June 20, 2018
Today, for the second year, OJMCHE hosted a naturalization ceremony for ten new citizens. We were honored to host the event and to welcome these new citizens to our community. The event had many poignant and beautiful moments and brought delight to all of us in the room.
Today, fittingly, is also World Refugee Day. On this day the United Nations, United Nations Refugee Agency (UNHCR) and numerous civic groups around the world hold events to draw attention to the millions of refugees and Internally displaced persons worldwide who have been forced to flee their homes due to war, conflict and persecution.
Whatever celebratory emotions we felt at the ceremony, however, were accompanied by the deafening roar of current news regarding the current administration’s immigration policy. We are worried sick about the future of our country. The policy to force children to be separated from their parents at the U.S-Mexico border defiles American ideals of democratic values and basic human decency. Have we forgotten the words of Emma Lazarus inscribed at the base of the Statue of Liberty that call upon us to protect “the huddled masses yearning to breathe free”?
American Jews comprise a community deeply connected to the immigrant story. This history encourages us to shed light on the path that brought us here, for those who come after us. Central European Jews, the first Jewish arrivals in the mid-nineteenth century, fled an economic depression and restriction on their abilities to earn a living, marry, and feed their families. A wave of eastern European Jews followed at the turn of the 20th century and they too fled the hardship of persecution and pogroms that made their lives untenable. In the 1930s with the threat of war, some European Jews were able to get. And after Second World War and the Holocaust, survivors – and there weren’t that many of them – took refuge in Portland where they were able to rebuild their lives and start anew. All have become Oregonians, sharing new American’s exciting firsts: finding work and a place to live, learning the language, and forging a community.
At OJMCHE we seek stories that humanize the collective themes of assimilation and acculturation; citizenship and belonging; values and social differences; social justice; and the varied reinventions of individual, national, and cultural identity. The lessons are universal: the experiences of assimilation, cultural retention and transmission faced by 21st century immigrants to Oregon recapitulate the experiences that Jewish immigrants faced 100 years ago, just as they parallel such experiences around the globe today.
OJMCHE’s Oral History Project holds numerous stories that illustrate the universality of the cultural challenges faced by Eastern European Jewish immigrants arriving at the turn of the 20th century.

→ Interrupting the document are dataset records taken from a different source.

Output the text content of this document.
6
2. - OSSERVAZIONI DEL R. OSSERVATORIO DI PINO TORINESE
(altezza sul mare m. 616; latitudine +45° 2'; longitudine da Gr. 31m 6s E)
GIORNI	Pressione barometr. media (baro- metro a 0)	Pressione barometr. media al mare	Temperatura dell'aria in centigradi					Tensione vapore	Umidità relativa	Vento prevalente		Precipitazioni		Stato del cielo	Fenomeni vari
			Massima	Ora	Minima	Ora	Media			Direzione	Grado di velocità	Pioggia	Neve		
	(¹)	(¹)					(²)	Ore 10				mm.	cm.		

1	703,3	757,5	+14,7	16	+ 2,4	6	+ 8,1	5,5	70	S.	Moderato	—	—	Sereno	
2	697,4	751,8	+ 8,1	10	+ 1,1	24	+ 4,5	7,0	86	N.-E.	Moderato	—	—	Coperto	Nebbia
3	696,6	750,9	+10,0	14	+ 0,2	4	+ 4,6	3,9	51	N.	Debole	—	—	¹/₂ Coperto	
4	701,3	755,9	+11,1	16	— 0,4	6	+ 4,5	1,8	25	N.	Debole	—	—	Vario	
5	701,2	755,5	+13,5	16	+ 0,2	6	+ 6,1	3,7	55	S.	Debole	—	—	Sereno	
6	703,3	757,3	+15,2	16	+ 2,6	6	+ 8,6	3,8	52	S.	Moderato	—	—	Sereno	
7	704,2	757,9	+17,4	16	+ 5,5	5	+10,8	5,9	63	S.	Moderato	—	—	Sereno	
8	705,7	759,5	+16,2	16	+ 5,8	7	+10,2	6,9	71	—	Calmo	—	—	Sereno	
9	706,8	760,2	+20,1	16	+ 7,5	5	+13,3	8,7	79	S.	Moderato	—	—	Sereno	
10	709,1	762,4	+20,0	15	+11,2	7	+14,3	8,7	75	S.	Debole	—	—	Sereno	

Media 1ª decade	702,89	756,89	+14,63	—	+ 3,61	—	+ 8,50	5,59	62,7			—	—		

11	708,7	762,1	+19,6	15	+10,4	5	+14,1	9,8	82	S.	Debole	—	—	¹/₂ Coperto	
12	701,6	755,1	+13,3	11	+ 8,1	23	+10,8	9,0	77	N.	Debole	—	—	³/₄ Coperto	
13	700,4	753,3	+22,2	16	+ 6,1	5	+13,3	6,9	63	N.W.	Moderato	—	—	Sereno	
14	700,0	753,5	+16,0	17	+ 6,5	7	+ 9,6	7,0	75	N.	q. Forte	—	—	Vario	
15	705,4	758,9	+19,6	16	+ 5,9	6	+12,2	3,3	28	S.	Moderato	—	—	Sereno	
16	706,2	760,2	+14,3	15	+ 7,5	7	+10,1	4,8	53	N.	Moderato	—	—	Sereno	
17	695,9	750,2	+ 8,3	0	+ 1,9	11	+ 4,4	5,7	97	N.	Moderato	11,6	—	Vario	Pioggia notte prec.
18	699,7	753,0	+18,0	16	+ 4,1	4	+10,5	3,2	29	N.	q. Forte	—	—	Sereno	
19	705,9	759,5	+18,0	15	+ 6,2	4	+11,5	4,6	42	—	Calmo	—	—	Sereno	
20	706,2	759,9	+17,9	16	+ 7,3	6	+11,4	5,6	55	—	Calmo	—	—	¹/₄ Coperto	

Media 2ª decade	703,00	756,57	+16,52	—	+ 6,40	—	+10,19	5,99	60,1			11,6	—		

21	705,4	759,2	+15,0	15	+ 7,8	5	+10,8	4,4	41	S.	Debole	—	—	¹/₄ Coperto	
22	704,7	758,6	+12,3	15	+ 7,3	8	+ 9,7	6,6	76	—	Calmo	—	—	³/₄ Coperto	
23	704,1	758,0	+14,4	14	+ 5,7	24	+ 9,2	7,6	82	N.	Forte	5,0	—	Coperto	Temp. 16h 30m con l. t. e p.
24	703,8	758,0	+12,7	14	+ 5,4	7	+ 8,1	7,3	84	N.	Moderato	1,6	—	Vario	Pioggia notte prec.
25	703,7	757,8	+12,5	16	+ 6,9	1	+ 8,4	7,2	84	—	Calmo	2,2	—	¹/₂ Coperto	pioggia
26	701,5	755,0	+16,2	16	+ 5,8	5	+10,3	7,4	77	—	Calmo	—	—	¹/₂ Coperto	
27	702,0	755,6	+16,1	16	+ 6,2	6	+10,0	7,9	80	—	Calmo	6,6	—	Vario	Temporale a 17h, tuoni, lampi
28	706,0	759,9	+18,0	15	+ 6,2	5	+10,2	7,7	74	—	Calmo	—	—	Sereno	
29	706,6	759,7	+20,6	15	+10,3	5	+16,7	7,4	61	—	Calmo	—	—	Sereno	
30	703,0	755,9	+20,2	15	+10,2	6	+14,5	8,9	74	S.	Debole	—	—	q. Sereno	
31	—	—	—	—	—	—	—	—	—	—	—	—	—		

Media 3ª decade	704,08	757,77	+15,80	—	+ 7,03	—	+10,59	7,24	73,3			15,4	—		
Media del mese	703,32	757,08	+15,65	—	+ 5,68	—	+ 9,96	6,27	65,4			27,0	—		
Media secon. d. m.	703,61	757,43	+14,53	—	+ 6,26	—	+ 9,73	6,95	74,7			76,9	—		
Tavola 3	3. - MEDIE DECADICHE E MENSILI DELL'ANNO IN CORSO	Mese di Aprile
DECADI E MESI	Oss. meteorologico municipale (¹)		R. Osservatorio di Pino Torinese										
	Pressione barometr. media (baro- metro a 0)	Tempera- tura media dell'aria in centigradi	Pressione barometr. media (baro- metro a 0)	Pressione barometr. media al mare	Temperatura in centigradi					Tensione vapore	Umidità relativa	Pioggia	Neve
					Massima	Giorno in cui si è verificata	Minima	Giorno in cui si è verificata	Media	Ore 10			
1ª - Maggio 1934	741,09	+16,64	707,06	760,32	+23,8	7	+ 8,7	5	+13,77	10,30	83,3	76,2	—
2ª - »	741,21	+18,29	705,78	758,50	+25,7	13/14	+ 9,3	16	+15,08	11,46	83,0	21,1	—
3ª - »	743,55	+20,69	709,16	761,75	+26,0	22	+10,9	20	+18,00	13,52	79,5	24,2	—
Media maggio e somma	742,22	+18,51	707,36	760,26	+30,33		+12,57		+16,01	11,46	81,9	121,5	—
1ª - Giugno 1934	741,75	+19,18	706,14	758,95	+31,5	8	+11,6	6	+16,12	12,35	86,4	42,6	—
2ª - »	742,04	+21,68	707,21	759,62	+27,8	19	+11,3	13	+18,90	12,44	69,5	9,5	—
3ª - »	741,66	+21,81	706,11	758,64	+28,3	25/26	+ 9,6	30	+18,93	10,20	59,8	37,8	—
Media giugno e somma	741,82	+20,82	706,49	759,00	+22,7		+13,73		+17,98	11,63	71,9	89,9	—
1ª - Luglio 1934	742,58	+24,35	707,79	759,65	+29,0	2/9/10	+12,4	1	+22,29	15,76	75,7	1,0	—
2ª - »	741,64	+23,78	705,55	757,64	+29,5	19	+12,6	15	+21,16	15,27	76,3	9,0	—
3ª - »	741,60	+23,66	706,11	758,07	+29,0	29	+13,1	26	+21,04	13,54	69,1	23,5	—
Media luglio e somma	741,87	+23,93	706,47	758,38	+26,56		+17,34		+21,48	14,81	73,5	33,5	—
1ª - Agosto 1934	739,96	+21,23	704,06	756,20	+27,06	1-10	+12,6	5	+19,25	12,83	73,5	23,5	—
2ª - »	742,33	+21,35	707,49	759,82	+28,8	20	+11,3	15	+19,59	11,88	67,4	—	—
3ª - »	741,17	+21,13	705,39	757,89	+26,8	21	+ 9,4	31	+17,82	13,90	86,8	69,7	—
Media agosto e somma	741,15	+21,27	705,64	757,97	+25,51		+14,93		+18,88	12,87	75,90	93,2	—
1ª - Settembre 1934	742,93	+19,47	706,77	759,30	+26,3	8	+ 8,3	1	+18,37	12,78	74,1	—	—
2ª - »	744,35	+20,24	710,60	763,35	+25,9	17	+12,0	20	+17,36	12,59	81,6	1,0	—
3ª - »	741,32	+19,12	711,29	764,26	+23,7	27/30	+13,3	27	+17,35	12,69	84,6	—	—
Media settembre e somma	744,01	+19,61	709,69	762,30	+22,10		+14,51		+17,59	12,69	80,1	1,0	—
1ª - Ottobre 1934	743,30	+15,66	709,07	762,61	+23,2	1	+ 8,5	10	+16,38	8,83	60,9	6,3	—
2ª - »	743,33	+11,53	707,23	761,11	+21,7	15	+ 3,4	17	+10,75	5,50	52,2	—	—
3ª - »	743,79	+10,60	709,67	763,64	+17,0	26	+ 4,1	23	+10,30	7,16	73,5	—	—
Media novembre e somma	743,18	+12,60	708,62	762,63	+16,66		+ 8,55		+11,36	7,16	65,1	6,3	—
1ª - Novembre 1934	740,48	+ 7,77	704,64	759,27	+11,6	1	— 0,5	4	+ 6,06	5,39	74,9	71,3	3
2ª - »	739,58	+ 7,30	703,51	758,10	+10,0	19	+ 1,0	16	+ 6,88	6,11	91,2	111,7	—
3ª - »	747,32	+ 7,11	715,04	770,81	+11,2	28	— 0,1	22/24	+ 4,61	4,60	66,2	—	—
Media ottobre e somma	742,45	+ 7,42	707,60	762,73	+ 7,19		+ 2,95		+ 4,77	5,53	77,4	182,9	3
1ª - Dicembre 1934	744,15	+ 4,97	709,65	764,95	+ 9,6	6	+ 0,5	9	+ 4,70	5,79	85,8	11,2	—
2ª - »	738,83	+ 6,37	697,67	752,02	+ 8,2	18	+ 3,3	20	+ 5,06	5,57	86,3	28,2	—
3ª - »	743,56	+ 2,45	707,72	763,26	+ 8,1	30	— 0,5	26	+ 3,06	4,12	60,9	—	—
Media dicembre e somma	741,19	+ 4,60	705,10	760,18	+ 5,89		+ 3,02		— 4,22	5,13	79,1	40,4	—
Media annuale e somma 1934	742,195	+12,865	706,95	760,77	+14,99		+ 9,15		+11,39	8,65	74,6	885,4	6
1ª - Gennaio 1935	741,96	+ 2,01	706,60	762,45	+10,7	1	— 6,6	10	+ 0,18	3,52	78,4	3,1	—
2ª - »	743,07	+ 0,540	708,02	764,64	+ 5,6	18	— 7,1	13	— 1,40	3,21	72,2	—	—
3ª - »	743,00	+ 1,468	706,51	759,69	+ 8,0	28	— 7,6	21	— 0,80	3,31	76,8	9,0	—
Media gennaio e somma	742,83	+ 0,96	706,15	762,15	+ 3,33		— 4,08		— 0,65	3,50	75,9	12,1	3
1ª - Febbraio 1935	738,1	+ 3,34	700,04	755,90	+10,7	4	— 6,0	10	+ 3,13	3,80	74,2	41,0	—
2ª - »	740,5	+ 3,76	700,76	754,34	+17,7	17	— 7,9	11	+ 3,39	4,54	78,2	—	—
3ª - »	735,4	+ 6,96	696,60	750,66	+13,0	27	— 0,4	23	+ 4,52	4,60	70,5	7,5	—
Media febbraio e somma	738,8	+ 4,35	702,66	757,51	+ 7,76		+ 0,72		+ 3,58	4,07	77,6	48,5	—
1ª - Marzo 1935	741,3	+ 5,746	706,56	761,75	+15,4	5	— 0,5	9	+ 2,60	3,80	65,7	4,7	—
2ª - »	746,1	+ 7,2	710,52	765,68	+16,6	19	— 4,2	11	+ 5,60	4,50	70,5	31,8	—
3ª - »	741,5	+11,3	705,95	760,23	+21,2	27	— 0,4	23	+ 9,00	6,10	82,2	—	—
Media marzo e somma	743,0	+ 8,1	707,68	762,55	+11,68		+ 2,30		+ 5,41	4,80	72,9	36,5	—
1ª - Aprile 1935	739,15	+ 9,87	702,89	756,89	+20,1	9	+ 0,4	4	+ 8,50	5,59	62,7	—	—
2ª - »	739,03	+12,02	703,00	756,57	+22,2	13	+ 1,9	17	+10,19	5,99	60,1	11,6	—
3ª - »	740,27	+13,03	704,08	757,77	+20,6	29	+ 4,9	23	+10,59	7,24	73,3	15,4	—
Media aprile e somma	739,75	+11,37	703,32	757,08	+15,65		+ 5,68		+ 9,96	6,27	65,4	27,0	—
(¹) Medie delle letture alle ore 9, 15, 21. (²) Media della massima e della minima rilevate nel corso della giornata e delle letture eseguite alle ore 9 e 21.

From Boris Geller: We were all immigrants at the turn of the century. My father worked for five dollars a week. There were three hundred to four hundred newsboy on the streets of Portland. For every quarter that came in, the boys could buy food for their parents. There were seven in our family and someone had to help. Meat was ten cents a pound in those days. If you had fifty cents you could feed a family of six.
Or this story from Flora Steinberg: In the old country, we couldn’t wait to get to America, because America was supposed to be the land of plenty for everyone, and we found exactly the opposite. I remember distinctly on that particular night in the year of 1921, we had huddled together and we all made up our minds that on the next day we were going back to where we came from. Flora’s family, wracked with such doubts even after passing through “the golden door,” fortunately persisted in their pursuit of the American dream. These stories humanize the struggles of moving to a new country, setting up a home and finding a place in the larger social fabric of a new community.
Let us all take a moment, this World Refugee Day, and reflect on how we or our ancestors came to this country. I am thinking about last years’ campaign released by the Hebrew Immigrant Aid Society (HIAS), “My People Were Refugees Too,” a vivid reminder of the Jewish immigrants who arrived in Oregon, fleeing wars and seeking freedom, opportunity, and a better life. Voices of despair are pointing out the parallels between Hitler’s Germany and our current administration, and they are also saying, “This is not who we are as a country.” Let’s reflect for a moment and then follow this adage to “be the change that you want to see in the world.”